Kalan binalarda eğitim, zaten az olan kitaplar da yangında yok olunca iyiden iyiye zorlaşmış. Müdür Zeki Faik İzer, kampanya başlatmış, biraz kitap alınmış, hatta Louvre Müzesi, kopyalarını yapmamak şartıyla 170 heykel göndermiş. Turan Erol bu durumu "Ne malzeme, ne kitap, ne röprodüksiyon var. Dünya sanatından 50 yıl geride kalmışız. Türk resmini çağdaş düzeye getirelim istiyoruz, ama nasıl bilmiyoruz." diye açıklarken sözü alan Adnan Çoker, "Picasso 'Araştırmıyorum, buluyorum.' demiş; ama o Picasso, bizim araştırmamız lazımdı. O zamanlar saçlarımız siyahtı, bedenimiz genç. Ruh doğduğunda bedenden ihtiyardır, beden ruhu gençleştirmek için uğraşır, bir de bakar kendi yaşlanmış." diyor.

'Gelelim aranızdaki tatlı rekabete' dediğimizde çağdaş fırçalar, lafı birbirlerine atıyor. "Turan, münazarayı anlat" diye atılıyor Çoker. "Sen anlat, baksana unutmamışsın." oluyor Turan Erol'un cevabı. Münazara modaymış o zamanlar ve senede 3 kez yapılırmış. Etkileri de diğer münazaraya dek sürermiş. Bunların birinde konu "Sanata üstatlar yoluyla mı, tabiat yoluyla mı gidilir?" imiş. Hikayeyi uzatmayalım, Turan'lar galip gelmiş. 'Peki akademinin şimdiki eğitim durumu' dediğimizde, ekibin cevabı "Durup dururken kızdırmayalım hocaları." oluyor. "Biz bu işe baş koymuştuk. Kızlarla falan işimiz olmazdı. Atölyelerden çıkmazdık.

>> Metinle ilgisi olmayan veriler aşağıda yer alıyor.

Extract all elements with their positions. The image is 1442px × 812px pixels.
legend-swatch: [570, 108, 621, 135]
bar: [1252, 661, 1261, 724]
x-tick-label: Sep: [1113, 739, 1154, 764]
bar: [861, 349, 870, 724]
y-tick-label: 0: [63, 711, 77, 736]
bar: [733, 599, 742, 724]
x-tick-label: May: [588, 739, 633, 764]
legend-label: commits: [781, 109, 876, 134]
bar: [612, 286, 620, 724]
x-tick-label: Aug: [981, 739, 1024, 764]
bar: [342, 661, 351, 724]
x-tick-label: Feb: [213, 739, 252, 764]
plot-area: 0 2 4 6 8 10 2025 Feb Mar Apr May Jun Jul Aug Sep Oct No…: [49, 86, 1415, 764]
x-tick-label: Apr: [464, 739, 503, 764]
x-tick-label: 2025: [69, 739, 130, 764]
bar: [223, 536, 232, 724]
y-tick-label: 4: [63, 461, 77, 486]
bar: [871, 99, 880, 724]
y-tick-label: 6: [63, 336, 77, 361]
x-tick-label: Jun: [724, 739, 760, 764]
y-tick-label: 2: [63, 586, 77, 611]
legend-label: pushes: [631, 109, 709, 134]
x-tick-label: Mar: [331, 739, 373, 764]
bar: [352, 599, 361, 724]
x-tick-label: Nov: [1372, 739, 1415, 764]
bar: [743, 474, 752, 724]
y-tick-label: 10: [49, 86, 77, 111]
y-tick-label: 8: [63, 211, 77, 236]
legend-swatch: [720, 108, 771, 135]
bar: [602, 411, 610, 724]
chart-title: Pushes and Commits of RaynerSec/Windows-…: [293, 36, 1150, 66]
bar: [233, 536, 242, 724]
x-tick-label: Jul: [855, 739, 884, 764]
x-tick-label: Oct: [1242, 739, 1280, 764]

Sanat bizim için öğrencilikten sonra başladı. Şimdiki öğrenciler maşallah pek hızlı." ise bu konuda duyduğumuz diğer cümleler.

Türk resminin tarihine yolculuk

1950 sonrası estetik dinamiklerin temellendirilmesini sağlayan sergide Turan Erol'un duygusal peyzajları, özellikle de iki büyük Ağrı Dağı tablosu ve Orhan Peker'in soyut somut gidiş gelişleri arasında kalan Aliye Berger portresi dikkat çekici. Mekanda ilerledikçe Abdurrahman Öztoprak'ın geometrik keskin çizgileri, Adnan Çoker'in siyah hakimiyeti ve Şadan Bezeyiş'in renk denemeleri arasındaki kırmızılı-lacivertli dinamik formları karşılıyor izleyeni. Serginin küratörü Günseli İnal, amacının popüler kültür tahribatına karşı resmin köklerine, en azından yakın tarihine inebilmek olduğunu söylüyor: "1950 sonrası yenilenme süreçlerinde yaşanan büyük dünya savaşlarını belleklerden silmek, savaşlarda ve savaş sonrası yıkımı onarabilmek ve değişen zaman mekan kavramını algılayabilmek için yüzyılın ikinci yarısını çok iyi okumak lazım." Beş ustanın çağdaş olduklarına ama modern olmadıklarına dikkat çeken İnal, "Çağdaş nedir, modern nedir?" sorusunu tartışmaya açıyor. Sergi, 29 Nisan'a kadar açık kalacak.